Darbe Krishnananda Chowta (1 June 1938 – 19 June 2019) was an Indian businessman, writer, artist, and theatre personality. At the time of his death he was the general secretary of the Karnataka Chitrakala Parishath a position he had also served in previously.

==Biography==
Chowta was born in Darbhe Meeyappadau, near Manjeshwar, Kerala, in a Tulu-speaking Bunt family.

After completing his postgraduate studies in economics from Bombay University, Chowta spent several years of his life in Ghana, Nigeria and London. He returned to Bangalore and became involved in industry, exports, country clubs and various businesses, which resulted in the establishment of companies such as M/S Power Gear Ltd., M/S P.C. Exports and Sun Valley Club. M/S P.C. Exports was awarded by the Exports Promotion Council five times.
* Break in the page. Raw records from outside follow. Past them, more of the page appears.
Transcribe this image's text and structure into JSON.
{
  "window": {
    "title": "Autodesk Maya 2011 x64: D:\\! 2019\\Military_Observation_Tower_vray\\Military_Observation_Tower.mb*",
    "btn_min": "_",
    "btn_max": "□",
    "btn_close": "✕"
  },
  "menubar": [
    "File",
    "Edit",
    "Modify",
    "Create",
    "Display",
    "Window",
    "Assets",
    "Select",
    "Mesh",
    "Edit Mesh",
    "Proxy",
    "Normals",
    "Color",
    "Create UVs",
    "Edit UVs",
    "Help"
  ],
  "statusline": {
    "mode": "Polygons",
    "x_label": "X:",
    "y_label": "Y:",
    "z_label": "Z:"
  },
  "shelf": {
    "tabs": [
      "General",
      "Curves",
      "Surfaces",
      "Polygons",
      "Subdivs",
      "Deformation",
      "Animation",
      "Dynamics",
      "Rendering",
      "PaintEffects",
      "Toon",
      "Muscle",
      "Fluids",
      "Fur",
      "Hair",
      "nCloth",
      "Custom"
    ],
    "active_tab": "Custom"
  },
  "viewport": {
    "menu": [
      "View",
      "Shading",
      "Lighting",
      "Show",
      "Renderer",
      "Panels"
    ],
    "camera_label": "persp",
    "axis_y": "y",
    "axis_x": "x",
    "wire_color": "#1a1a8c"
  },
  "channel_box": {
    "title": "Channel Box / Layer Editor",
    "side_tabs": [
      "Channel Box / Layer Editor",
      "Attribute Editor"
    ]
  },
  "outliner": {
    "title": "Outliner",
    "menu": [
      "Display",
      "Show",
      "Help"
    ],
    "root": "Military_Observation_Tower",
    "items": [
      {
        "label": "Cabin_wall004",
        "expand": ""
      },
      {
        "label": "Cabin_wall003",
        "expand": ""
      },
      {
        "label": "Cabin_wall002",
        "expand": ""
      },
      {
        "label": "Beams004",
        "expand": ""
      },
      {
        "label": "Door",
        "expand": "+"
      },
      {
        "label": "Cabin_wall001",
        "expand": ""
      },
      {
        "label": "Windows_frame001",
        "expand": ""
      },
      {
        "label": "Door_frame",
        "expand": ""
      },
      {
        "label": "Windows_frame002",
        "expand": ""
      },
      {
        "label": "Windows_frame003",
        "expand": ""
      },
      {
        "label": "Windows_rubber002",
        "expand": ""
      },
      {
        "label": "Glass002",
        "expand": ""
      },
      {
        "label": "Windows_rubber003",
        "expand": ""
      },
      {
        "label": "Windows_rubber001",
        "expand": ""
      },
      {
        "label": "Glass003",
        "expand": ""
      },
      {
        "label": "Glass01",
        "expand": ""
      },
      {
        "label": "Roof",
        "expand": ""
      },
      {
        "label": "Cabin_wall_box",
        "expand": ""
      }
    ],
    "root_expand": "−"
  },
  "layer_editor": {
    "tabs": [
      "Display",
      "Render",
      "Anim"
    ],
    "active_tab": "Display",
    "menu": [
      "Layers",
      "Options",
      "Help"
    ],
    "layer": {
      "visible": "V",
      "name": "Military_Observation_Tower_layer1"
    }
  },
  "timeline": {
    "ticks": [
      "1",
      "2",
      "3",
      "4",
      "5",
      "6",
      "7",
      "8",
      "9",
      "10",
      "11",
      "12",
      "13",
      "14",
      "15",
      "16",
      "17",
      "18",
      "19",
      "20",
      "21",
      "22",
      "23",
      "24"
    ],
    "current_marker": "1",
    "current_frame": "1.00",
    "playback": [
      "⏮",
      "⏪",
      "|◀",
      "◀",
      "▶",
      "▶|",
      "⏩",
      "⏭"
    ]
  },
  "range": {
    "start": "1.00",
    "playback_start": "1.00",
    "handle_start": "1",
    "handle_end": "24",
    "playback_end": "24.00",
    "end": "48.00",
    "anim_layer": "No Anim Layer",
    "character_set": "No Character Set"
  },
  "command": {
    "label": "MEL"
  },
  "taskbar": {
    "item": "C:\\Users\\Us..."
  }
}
Under his presidency, the Bunts Sangha Bangalore held a World Bunts Convention in 1995.

==Literature==
Chowta wrote under the pen name of Ananda Krishna. His works, Kariyavajjerena Kathekkulu and Plilipathigadasu, a drama, received awards from the Karnataka Government's Tulu Sahithya Academy. His other works include Pattu Pajjelu, Darmettimaye, Uri Ushnada Maye and Mittabailu Yamunakka. He was awarded an honorary doctorate by Mangalore University.

==Personal life==
Chowta had two children, Sandeep Chowta (a musician) and Prajna Chowta (an ethnographer).